Tool Reactivates Gene in Stem Cells Harboring Fragile X Mutation, Study Shows
Using a gene editing tool, researchers successfully reactivated the FMR1 gene — which is silenced in fragile X syndrome patients — in human stem cells.
The study, “Targeted reactivation of FMR1 transcription in fragile X syndrome embryonic stem cells” was published in Frontiers in Molecular Neuroscience.
Fragile X syndrome (FXS) is caused by a mutation in the FMR1 gene that results from the addition of three extra nucleotides — the building blocks of DNA — to its sequence. This is called a CGG repeat, which varies in number from five to 55 in healthy individuals. The more repeats, the higher the risk of developing the disease.
This mutation results in the loss of the fragile X mental retardation protein (FMRP), the protein that is produced by the FMR1 gene.
Treatments tested so far attempt to compensate for the loss of the FMRP protein and usually target only one of the protein’s functions. However, they have proven insufficient to treat the disease.
Researchers believe one potential explanation for the lack of success in human clinical trials to date is that the different functions played by FMRP in nerve cells and other cell types may be difficult to correct with any treatment targeting only one dysregulated molecular pathway.
In this new therapeutic approach, researchers from the University of Michigan and the VA Ann Arbor Healthcare System used the CRISPR/Cas9 gene editing technology to target the CGG repeat that causes the mutation, and reactivates transcription of the silenced FMR1 gene.
Transcription is the first step required for protein production (DNA to RNA).
The CRISPR/Cas9 system is a genome editing tool that can edit parts of the genome by removing, adding, or altering sections of the DNA sequence. This allows researchers to modify bits of DNA in a very specific and precise manner.
The team first used healthy kidney cells (with a normal sized CGG repeat) to show that CRISPR/Cas9 could efficiently target the FMR1 gene and enhance the production of the FMRP protein by eight times.

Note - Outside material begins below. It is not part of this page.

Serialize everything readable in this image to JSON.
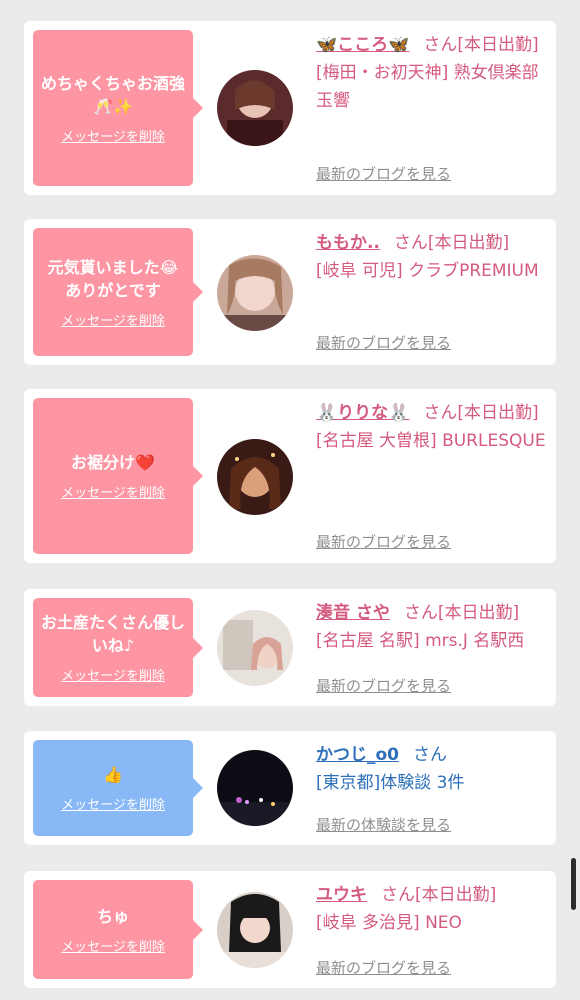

Later, the scientists tested this approach in embryonic stem cells — a type of cell that has the capacity to differentiate into any tissue in the body — with an FMR1 mutation, this way recapitulating what happens in the nervous system of a person with fragile X syndrome during embryonic development.

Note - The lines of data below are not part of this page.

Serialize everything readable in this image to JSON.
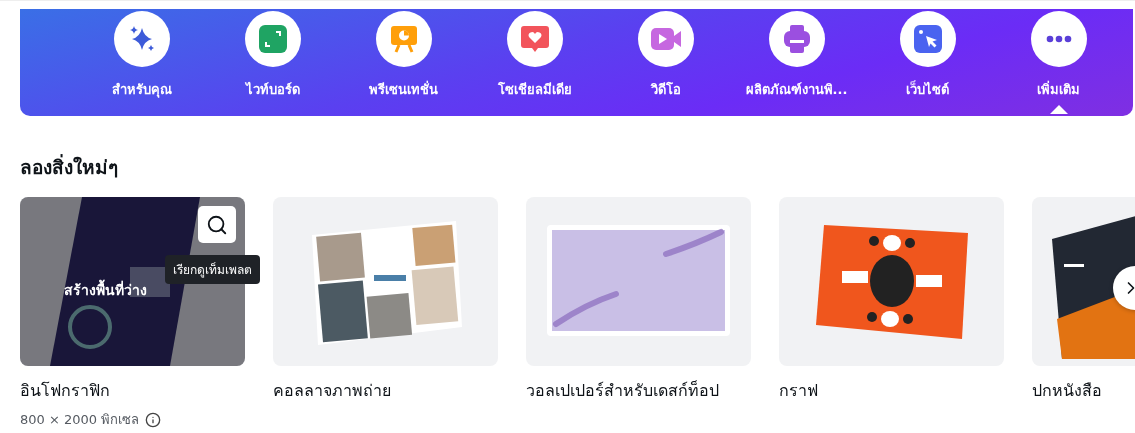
{
  "categories": [
    {
      "label": "สำหรับคุณ",
      "kind": "sparkle",
      "selected": false
    },
    {
      "label": "ไวท์บอร์ด",
      "kind": "whiteboard",
      "selected": false
    },
    {
      "label": "พรีเซนเทชั่น",
      "kind": "presentation",
      "selected": false
    },
    {
      "label": "โซเชียลมีเดีย",
      "kind": "social",
      "selected": false
    },
    {
      "label": "วิดีโอ",
      "kind": "video",
      "selected": false
    },
    {
      "label": "ผลิตภัณฑ์งานพิ...",
      "kind": "print",
      "selected": false
    },
    {
      "label": "เว็บไซต์",
      "kind": "website",
      "selected": false
    },
    {
      "label": "เพิ่มเติม",
      "kind": "more",
      "selected": true
    }
  ],
  "section_title": "ลองสิ่งใหม่ๆ",
  "templates": [
    {
      "title": "อินโฟกราฟิก",
      "kind": "infographic",
      "hovered": true,
      "overlay_text": "สร้างพื้นที่ว่าง",
      "tooltip": "เรียกดูเท็มเพลต",
      "subtitle": "800 × 2000 พิกเซล"
    },
    {
      "title": "คอลลาจภาพถ่าย",
      "kind": "collage",
      "hovered": false
    },
    {
      "title": "วอลเปเปอร์สำหรับเดสก์ท็อป",
      "kind": "wallpaper",
      "hovered": false
    },
    {
      "title": "กราฟ",
      "kind": "graph",
      "hovered": false
    },
    {
      "title": "ปกหนังสือ",
      "kind": "book",
      "hovered": false
    }
  ]
}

CRISPR/Cas9 was able to increase the transcription levels, measured by the amount of mRNA, of the FMR1 gene in these cells.
However, this effect was not seen at the protein level, with no significant elevation in FMRP protein production.
Importantly, the team saw minimal off-target (or nonspecific) effects of the treatment in embryonic stem cells, raising concerns about the activation or repression of undesired genes.
“Given that less CGG DNA methylation, more FMR1 mRNA transcription and more FMRP production in even a subset of cells in [fragile X] patients all correlate with better clinical outcomes and differential responses to pharmacological agents, even modest successes targeting these proximal events … may elicit meaningful effects on clinical phenotypes,” researchers wrote.
“Thus, this proof-of-principle study provides additional hope that such approaches will eventually lead to effective therapeutics in patients with [fragile X] while also raising concerns related to the generalizability of the approach to all cases,” they concluded.